Wedding Websites & RSVPs
Keeping Your Guest List Organised from Day One
The guest list is the spine of your whole wedding. It decides your venue size, your catering quote, your stationery order and roughly half your budget. Get it muddled early and you'll spend the next year chasing your own tail. So it's worth building a proper system on day one, before a single Save the Date goes out.
Start with one master list, not five
The single most common guest-list mistake is scattering names across places. A few in a notebook, some in your phone, a dozen on a WhatsApp thread with your mum. Three months later you genuinely cannot tell who's been invited and who hasn't.
Pick one home for the list and put everything there. It can be a spreadsheet to begin with. What matters is that there's a single source of truth you both trust, and that you both know where it lives.
For each guest, capture more than just a name. You'll thank yourself later for having columns ready for:
- Full name (and how they like to be addressed on the envelope)
- Postal address, for invitations and thank-you cards
- Email and mobile, for digital RSVPs and last-minute updates
- Which side they're from, or which group they belong to
- Dietary requirements and access needs
- Plus-one status and the plus-one's name once you know it
You won't fill every cell straight away. But the columns being there means you slot details in as they arrive, instead of starting a frantic spreadsheet rebuild the week before invitations.
Sort guests into tiers early
Almost every couple ends up with more people they'd love to invite than the venue or budget allows. The kind way to handle that is tiers, decided privately between the two of you.
Tier A is the people you cannot imagine the day without. Tier B is the wider circle you'd love there if numbers and money allow. Tier C is the "if there's room" list, often colleagues or distant relatives.
This isn't cold. It's how you keep the day affordable without anyone feeling like an afterthought. If a few Tier A guests decline, you can quietly move someone up from Tier B, and they'll have no idea they weren't on the first cut.

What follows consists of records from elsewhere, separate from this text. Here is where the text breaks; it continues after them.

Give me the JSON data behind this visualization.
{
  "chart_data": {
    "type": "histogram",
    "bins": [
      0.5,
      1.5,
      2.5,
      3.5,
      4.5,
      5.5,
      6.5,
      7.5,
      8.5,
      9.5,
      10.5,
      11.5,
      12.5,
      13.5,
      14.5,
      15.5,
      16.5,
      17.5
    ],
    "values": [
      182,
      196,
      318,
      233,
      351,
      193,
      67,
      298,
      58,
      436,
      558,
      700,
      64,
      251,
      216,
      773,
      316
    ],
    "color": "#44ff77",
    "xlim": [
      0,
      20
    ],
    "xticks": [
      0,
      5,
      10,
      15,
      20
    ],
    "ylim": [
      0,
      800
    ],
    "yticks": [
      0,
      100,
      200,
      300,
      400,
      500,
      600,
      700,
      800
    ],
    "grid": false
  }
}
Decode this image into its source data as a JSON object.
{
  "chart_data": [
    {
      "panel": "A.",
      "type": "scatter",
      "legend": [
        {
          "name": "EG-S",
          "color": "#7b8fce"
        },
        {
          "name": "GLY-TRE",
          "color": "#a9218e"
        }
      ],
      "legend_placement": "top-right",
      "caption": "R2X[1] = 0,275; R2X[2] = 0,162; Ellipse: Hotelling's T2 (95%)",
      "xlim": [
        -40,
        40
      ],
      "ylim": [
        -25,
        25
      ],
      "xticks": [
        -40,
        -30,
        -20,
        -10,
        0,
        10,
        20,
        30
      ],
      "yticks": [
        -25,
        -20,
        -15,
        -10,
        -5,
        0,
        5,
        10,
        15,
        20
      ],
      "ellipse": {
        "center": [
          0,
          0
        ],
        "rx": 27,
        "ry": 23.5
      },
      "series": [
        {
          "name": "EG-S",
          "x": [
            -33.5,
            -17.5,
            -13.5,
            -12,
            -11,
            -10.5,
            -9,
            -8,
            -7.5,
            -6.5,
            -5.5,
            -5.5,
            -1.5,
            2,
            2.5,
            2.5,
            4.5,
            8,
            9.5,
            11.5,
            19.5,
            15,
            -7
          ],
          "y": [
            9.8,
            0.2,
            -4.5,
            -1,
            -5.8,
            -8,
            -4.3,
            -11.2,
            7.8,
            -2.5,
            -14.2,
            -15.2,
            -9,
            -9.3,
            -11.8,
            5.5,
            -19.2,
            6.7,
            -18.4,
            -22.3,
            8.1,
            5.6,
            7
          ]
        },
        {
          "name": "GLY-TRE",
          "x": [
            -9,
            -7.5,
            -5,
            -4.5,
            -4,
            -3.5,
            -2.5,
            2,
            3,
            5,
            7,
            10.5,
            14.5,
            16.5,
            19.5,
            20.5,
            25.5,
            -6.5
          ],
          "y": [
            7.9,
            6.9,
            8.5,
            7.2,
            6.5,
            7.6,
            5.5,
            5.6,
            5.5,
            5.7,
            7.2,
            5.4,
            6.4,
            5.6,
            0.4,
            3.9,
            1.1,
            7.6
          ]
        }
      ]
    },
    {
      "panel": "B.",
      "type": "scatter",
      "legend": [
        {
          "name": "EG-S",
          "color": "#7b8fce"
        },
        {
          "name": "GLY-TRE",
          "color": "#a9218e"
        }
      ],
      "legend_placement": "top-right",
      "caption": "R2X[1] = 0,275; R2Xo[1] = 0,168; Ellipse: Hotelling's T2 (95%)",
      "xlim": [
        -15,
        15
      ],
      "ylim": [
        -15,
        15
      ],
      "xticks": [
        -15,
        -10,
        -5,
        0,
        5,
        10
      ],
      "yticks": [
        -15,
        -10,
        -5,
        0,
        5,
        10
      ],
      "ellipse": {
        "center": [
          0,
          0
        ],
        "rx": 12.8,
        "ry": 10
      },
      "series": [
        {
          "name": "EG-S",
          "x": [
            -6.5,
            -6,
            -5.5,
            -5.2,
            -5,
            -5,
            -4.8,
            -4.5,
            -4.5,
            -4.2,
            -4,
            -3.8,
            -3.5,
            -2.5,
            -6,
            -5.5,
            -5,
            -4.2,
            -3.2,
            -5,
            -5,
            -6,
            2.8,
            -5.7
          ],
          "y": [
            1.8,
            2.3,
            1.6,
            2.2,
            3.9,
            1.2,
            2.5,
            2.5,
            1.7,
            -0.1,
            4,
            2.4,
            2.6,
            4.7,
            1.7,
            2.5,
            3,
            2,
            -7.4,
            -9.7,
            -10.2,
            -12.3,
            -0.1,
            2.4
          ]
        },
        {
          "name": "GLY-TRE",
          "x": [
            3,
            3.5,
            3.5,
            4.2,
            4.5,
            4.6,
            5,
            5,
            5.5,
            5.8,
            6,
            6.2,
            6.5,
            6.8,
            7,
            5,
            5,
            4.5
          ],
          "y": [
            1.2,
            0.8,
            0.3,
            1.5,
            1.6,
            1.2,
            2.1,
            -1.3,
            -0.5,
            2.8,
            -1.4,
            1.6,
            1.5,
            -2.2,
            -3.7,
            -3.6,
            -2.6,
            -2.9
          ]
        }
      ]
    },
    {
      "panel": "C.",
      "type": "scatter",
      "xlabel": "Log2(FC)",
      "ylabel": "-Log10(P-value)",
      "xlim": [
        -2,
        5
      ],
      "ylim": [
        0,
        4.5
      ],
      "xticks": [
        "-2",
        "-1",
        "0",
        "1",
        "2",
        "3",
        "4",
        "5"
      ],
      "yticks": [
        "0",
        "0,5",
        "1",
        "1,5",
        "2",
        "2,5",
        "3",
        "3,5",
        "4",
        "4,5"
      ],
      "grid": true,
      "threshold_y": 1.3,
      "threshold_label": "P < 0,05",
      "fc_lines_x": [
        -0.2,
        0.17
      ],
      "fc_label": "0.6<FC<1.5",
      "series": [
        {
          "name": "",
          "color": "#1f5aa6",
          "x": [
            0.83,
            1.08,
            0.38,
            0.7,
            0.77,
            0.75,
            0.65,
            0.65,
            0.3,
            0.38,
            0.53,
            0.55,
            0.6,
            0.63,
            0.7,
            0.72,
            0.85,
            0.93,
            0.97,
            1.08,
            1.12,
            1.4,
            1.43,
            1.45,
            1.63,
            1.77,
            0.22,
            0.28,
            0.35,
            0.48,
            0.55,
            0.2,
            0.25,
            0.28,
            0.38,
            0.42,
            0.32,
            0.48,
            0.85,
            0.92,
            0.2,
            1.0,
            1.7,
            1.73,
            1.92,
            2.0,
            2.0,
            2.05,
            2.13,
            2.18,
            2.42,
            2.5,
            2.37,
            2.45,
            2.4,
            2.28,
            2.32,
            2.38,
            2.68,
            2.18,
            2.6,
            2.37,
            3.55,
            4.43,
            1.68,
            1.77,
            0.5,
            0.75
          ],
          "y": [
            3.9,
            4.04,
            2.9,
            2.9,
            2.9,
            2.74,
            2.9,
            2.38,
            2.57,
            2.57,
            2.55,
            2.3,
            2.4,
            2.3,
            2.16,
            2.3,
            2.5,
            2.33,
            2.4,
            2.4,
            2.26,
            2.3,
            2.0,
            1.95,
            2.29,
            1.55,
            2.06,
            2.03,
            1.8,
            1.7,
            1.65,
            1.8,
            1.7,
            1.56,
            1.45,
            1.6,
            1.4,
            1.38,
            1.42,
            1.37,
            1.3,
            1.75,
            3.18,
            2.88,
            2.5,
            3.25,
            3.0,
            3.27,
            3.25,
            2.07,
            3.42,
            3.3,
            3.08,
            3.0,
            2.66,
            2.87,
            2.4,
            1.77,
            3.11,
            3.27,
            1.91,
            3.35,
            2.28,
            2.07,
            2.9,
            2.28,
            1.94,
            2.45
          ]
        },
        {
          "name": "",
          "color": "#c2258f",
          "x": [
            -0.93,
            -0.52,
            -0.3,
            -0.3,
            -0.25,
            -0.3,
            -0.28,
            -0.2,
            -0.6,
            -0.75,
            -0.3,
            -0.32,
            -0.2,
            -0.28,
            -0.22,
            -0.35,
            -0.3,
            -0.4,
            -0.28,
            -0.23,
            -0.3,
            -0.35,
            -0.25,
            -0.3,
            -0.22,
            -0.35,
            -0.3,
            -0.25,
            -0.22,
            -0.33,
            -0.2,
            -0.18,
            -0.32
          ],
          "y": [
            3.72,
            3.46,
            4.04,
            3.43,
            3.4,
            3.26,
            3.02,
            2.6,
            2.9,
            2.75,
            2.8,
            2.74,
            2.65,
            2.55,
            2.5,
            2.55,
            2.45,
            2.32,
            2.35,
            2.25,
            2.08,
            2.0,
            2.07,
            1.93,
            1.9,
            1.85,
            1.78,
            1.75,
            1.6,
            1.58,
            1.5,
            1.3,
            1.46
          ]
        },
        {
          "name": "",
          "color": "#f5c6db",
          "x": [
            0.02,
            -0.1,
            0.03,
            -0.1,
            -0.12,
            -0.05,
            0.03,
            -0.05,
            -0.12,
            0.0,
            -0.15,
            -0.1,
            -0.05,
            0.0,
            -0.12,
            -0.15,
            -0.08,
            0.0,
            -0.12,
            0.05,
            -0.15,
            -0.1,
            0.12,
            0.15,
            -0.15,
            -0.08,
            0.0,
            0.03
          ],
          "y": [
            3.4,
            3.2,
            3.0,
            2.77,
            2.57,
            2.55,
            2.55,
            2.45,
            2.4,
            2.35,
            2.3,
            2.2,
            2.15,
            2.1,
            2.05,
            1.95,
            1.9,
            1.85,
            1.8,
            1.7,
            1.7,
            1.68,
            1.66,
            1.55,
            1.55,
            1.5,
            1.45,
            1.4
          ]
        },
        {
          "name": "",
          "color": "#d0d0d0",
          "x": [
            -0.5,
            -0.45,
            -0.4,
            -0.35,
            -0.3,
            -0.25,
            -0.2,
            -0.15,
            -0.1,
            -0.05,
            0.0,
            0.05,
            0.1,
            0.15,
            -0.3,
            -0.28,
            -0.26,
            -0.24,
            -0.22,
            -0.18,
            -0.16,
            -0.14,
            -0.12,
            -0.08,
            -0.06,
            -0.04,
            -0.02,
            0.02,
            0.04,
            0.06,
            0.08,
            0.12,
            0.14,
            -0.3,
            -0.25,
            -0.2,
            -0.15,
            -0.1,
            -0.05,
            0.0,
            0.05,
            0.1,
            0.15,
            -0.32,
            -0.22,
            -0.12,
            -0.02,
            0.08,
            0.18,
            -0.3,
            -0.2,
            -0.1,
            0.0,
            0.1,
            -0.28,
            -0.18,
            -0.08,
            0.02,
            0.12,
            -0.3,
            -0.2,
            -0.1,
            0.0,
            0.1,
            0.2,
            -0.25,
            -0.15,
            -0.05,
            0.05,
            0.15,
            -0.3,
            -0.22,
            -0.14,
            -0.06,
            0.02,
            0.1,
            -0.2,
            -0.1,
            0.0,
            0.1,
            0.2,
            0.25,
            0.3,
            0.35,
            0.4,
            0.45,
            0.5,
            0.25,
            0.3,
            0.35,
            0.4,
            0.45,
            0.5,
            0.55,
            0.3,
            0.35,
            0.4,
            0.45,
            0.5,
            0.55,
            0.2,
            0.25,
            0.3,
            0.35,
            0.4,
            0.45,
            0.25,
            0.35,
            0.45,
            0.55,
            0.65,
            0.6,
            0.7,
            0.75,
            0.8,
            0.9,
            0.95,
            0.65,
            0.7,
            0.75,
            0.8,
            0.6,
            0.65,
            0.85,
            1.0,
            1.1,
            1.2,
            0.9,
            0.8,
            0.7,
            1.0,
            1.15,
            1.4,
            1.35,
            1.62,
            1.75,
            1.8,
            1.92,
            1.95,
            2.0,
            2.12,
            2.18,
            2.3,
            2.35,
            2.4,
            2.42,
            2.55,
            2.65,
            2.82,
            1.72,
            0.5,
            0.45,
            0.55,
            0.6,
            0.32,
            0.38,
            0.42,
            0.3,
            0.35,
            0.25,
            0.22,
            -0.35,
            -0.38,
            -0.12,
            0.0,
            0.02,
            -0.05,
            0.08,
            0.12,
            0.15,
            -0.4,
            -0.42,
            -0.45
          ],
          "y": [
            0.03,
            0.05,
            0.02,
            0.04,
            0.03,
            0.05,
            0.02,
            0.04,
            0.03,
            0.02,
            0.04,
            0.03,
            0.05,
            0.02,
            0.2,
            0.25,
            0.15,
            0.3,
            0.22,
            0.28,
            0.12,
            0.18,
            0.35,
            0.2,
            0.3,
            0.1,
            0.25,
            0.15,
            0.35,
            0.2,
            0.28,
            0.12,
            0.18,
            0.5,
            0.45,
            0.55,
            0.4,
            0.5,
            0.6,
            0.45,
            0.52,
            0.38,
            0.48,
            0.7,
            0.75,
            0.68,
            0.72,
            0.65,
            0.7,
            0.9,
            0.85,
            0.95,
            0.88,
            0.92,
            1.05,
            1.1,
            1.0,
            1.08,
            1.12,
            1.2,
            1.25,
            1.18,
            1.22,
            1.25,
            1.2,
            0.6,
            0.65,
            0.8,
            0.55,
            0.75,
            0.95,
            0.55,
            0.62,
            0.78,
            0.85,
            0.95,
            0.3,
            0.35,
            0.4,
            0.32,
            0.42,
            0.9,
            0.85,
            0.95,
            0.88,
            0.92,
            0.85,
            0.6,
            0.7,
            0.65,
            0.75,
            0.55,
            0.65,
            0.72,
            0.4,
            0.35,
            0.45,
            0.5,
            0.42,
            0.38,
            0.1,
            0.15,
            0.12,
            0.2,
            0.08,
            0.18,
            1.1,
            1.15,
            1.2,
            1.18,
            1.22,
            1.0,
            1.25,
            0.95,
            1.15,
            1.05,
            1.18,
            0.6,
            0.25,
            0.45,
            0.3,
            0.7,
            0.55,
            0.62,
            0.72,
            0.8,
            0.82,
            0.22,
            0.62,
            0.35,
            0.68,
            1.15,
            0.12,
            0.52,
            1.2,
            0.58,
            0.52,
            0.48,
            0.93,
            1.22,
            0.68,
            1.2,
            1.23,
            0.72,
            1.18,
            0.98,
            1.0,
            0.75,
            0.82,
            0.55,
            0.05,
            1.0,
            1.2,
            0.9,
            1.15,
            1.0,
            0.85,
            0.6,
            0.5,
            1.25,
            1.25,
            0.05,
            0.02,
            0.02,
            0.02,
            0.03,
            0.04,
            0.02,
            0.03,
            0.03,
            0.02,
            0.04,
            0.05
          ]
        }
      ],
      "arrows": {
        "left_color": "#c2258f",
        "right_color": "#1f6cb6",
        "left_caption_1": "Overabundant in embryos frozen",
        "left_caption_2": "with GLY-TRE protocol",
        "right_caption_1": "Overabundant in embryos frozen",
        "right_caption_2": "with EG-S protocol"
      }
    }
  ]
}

The trick is to send your invitations in batches with enough time between them that the second wave doesn't arrive suspiciously late.
Track RSVPs in one column, not your memory
Paper reply cards have a charm to them, but they are a logistical headache. They get lost in the post, they arrive with no name on them, and you end up squinting at handwriting trying to work out which "Sarah" said yes.
According to Hitched's National Wedding Survey, the overwhelming majority of UK couples now run a wedding website, and online RSVPs are a big part of why. When a guest replies online, their answer lands straight against their name: attending or not, meal choice, dietary note, plus-one details and all. No transcribing, no lost cards, no mystery Sarahs.
This is exactly what Build The Day handles for you: guests reply through your wedding website, and every answer flows into your guest list automatically, so the master list stays current without you lifting a finger.
A simple status system keeps the picture clear at a glance:
| Status | What it means | Your next action |
|---|---|---|
| Invited | Invitation sent, no reply yet | Wait, then a gentle nudge near the deadline |
| Confirmed | Coming, details captured | Add to seating and catering numbers |
| Declined | Not able to come | Consider moving up a Tier B guest |
| No reply | Past the deadline | Phone or text them directly |
Build in a deadline and a chase plan
Set your RSVP deadline three to four weeks before the day, never the day before. Caterers and venues usually need final numbers around a fortnight out, and you want a buffer for the inevitable stragglers.
Expect around one in five guests to miss the deadline entirely. It's nothing personal, people are busy and a reply just slips their mind. So plan to chase rather than feeling let down by it. A friendly message that says "we're finalising numbers this week, could you let us know either way?" usually does the trick. Keep a note of who you've nudged so you're not pestering the same people twice.
Keep the details flowing into the day itself
The guest list isn't finished once everyone's replied. It keeps earning its keep. Your seating plan draws on it. Your caterer needs the dietary breakdown from it. Your evening-only guests need a different arrival time, so they want their own group within it.
If your list lives in one well-kept place, all of that becomes a filter or a sort rather than a fresh project. Want a count of vegetarians? It's a column. Need address labels for thank-you cards? They're already there from invitation season.
The couples who stay calm about their guest list aren't the ones with fewer guests. They're the ones who set up a tidy system early and let every new detail land in the same place. Do that in the first week, and the list quietly does its job for the next twelve months.